Sarasin & Partners moves funds to Dublin for European opportunities

Sarasin & Partners has re-domiciled its $1bn Guernsey unit trust range to Dublin to make use of wider investment powers under Ucits IV, and to widen its distribution opportunities to Europe.

The funds moved, including the EquiSar and GlobalSar portfolios, will be able to hold unlimited amounts of cash and specialist investment funds under Ucits IV. This was restricted to 10% and 5% respectively under Guernsey rules.

Funds affected include EquiSar Sterling Global Thematic, GlobalSar Dynamic, Income Portfolio, Real Estate Equity and Sustainable Equity – Global Real Estate.

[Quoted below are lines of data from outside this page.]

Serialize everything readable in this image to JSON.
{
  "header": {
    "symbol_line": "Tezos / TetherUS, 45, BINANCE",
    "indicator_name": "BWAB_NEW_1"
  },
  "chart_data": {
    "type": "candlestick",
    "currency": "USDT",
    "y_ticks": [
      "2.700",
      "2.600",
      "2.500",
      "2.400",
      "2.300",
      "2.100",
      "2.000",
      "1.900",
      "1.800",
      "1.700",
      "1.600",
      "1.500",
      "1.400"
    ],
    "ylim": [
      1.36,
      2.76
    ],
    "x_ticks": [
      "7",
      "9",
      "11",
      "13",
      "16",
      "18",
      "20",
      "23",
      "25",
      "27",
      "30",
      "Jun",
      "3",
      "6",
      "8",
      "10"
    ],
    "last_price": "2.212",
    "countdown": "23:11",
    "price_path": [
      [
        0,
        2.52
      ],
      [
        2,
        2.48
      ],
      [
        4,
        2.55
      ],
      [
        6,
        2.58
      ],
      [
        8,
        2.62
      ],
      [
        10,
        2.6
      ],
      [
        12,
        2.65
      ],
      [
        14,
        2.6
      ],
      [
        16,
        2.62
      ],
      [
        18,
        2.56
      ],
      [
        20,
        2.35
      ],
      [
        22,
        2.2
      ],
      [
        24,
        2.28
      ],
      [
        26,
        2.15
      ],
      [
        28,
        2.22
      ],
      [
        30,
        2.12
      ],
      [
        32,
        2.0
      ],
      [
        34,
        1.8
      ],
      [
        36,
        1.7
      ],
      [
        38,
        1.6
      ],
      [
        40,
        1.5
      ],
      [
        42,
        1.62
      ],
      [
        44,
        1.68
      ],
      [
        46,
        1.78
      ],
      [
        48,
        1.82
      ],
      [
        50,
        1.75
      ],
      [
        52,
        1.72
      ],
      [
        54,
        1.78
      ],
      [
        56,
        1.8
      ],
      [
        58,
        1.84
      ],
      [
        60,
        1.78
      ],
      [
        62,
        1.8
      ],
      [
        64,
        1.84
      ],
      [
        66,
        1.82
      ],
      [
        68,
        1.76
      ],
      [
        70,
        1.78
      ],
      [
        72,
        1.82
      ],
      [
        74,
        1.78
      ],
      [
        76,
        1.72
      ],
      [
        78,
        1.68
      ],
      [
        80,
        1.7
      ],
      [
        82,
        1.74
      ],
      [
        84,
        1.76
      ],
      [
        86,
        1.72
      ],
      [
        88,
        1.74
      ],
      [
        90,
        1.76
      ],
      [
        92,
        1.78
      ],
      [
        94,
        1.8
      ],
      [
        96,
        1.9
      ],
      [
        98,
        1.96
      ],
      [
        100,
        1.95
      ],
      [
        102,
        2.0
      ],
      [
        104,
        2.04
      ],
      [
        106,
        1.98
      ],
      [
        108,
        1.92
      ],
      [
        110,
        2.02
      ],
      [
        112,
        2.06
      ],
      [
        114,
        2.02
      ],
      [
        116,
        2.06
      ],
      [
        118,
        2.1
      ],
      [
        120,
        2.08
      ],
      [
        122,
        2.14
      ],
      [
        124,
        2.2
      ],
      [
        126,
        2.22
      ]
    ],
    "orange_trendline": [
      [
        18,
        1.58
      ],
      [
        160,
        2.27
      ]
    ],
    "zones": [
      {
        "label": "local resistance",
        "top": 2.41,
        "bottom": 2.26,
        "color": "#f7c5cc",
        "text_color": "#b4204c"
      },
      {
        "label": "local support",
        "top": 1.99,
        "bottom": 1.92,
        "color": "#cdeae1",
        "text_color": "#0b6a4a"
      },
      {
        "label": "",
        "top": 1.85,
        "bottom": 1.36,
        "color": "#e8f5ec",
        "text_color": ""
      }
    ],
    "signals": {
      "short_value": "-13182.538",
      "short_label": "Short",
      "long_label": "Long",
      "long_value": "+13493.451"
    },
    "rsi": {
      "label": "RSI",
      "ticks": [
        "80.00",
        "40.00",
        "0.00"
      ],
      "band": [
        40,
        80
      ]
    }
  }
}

The funds have also had minor changes to their names.

Sam Jeffries, partner, said: “Our decision to re-domicile these funds has been driven by the wider distribution aspects of our investor base and the more flexible investment powers of Ucits IV under which the funds are permitted to operate.

“We have always been proponents of the well thought out legal structure and regulatory workings of Ucits III, which continue under Ucits IV, and believe these will both benefit our existing investors in our funds and allow broader access to these funds to investors not just in the UK but on a pan-European basis.”

The group said the move is likely to reduce the overall fund costs to investors.

Jeffries added Sarasin will continue to have an active presence in Guernsey where it has opened new offices. The Dublin office, led by Fergus Crawford, opened in 2008.